While gender-issues have ended up being the lesser focus of stuff I’m working on with my therapist, there’s still some heavy-duty gender-related stuff I’m working through — stuff that I wasn’t necessarily aware of.

I’ve always been a loner, armoring myself so that I wouldn’t get hurt. It’s what I needed to do to survive. But the price of loneliness has been building and building. So it’s learning to open up, to reconnect. But it’s just really hard at the moment, since I’m so incredibly burned out, and my natural instinct is to retreat into myself, to somewhere safe and quiet where I can recharge.

One big realization is that I’ve internalized much more of society’s negative messages that I’d allowed myself to realize. (Compartmentalization can be a useful survival tool.) As a wise friend said: it’s hard to swim in a sea of poison without swallowing some. It’s not at the overt level, like those of us who struggle with being told they were an abomination. At an intellectual level, I know I’m worthy and deserving of love. More insidiously it’s at the gut level — the other reason I’ve been a loner is that subliminal sense of “who would ever want me.”

Working though the anger about that. The solutions that turned into problems (like walling myself off), I can honor, they were things I need to do to survive, even if now it’s time to discard them. But the internalized transphobia…. there’s nothing I honor about that.

I’m still struggling to see myself as fully a woman. I’m definitely not a man, but a woman, I’m not sure I know that’s that like. I’m not one of those folks who knew they were a woman from age 4. All I know is that I’m happier and more comfortable interacting with the world as a woman, and to have a more feminized body.

But my therapist has been helpful in me looking back on my life and seeing more of the feminine spirit than I’d realized at the time. For example, the intimacy and connection women typically have with each other (albeit not to over-sentimentalize it) is something men generally don’t pick up on, whereas it’s been a yearning in me for decades. Or the particular ways masculinity chafed on me in ways they don’t usually do for men.

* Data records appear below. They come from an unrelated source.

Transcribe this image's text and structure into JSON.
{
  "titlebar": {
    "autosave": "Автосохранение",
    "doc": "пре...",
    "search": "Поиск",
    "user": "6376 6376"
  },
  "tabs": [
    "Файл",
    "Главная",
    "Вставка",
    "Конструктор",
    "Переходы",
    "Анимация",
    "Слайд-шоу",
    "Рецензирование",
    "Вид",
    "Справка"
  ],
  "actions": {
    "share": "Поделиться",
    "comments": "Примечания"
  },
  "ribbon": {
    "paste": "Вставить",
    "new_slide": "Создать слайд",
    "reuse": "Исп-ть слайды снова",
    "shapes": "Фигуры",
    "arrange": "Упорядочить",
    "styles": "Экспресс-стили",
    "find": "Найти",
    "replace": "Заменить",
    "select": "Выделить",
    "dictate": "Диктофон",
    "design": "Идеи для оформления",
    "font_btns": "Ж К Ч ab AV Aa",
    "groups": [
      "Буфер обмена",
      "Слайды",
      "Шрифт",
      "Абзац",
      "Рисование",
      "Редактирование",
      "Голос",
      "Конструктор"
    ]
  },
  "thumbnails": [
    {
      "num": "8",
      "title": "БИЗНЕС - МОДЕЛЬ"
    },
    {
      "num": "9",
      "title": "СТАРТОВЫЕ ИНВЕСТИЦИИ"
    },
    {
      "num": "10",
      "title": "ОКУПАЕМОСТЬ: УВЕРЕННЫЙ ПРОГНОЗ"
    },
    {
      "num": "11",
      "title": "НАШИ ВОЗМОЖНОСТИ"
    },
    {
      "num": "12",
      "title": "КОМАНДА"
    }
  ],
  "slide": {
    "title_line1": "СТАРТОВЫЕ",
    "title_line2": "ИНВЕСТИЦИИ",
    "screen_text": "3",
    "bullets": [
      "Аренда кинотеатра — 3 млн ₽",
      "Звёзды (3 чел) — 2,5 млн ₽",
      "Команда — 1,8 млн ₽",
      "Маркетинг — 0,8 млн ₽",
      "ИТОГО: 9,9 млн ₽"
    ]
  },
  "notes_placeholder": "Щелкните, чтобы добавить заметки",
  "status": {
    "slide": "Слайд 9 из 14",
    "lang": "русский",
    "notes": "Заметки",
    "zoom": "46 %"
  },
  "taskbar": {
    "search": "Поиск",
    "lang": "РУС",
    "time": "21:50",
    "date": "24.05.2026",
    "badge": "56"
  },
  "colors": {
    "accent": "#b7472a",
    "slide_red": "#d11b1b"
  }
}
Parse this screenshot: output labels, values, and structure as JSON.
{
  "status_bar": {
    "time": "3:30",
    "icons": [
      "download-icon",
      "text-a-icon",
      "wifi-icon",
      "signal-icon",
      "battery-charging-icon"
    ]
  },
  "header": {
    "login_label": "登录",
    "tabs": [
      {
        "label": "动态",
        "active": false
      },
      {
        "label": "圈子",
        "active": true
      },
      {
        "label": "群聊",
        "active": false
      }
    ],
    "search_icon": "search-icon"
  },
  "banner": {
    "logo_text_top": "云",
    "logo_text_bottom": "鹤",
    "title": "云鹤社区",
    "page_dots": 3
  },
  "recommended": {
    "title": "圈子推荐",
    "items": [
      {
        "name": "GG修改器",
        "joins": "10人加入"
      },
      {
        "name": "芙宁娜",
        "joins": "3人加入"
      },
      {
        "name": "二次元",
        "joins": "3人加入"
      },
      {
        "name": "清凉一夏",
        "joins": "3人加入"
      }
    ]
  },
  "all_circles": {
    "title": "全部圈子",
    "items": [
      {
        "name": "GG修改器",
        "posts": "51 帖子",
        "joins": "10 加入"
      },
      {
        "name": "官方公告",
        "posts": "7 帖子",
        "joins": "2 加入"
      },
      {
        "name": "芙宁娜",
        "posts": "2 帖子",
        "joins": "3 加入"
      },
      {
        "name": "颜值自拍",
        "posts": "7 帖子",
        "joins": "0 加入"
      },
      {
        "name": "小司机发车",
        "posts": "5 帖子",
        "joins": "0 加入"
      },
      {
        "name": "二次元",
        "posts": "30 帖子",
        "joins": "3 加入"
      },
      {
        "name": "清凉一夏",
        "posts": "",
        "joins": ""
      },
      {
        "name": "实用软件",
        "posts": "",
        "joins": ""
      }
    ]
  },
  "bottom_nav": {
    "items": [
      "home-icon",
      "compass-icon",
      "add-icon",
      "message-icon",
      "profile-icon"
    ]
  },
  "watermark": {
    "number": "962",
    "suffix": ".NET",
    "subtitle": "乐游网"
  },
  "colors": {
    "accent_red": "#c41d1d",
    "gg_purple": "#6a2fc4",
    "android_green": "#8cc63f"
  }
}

Last week my electrologist asked an interesting question: What happens to [boy name] after I transition. I had to think a minute. I’ve never been a fan of “[former name] had to die.” I finally responded that [boy name] would be taking a well-deserved retirement. (At the risk of talking about myself in the third-person, which I find weird), I do think that’s apt. I do honor my male persona. He did a difficult job until he just couldn’t do it anymore. He protected me, at great cost to himself. And now he’s stepping aside to let me be free.

The other but thing I’m working through is coming to terms with the life I didn’t have. I don’t necessarily wish I’d transitioned earlier — I don’t know that I would’ve had the strength to do so, given society’s bigotry 30 years ago.

But yeah…

I won’t have the experience of being a young woman, with life’s possibilities ahead of her. I won’t have the body of a young woman. I’m transitioning into a middle-aged woman, with all that implies. I won’t have the experience of being cisgender, of not having to deal with Teh Tranz. But obviously the past can’t be changed, only made peace with. But I’m also doing a bit of grieving about it these days.

It’s all growth, but growth can definitely be challenging.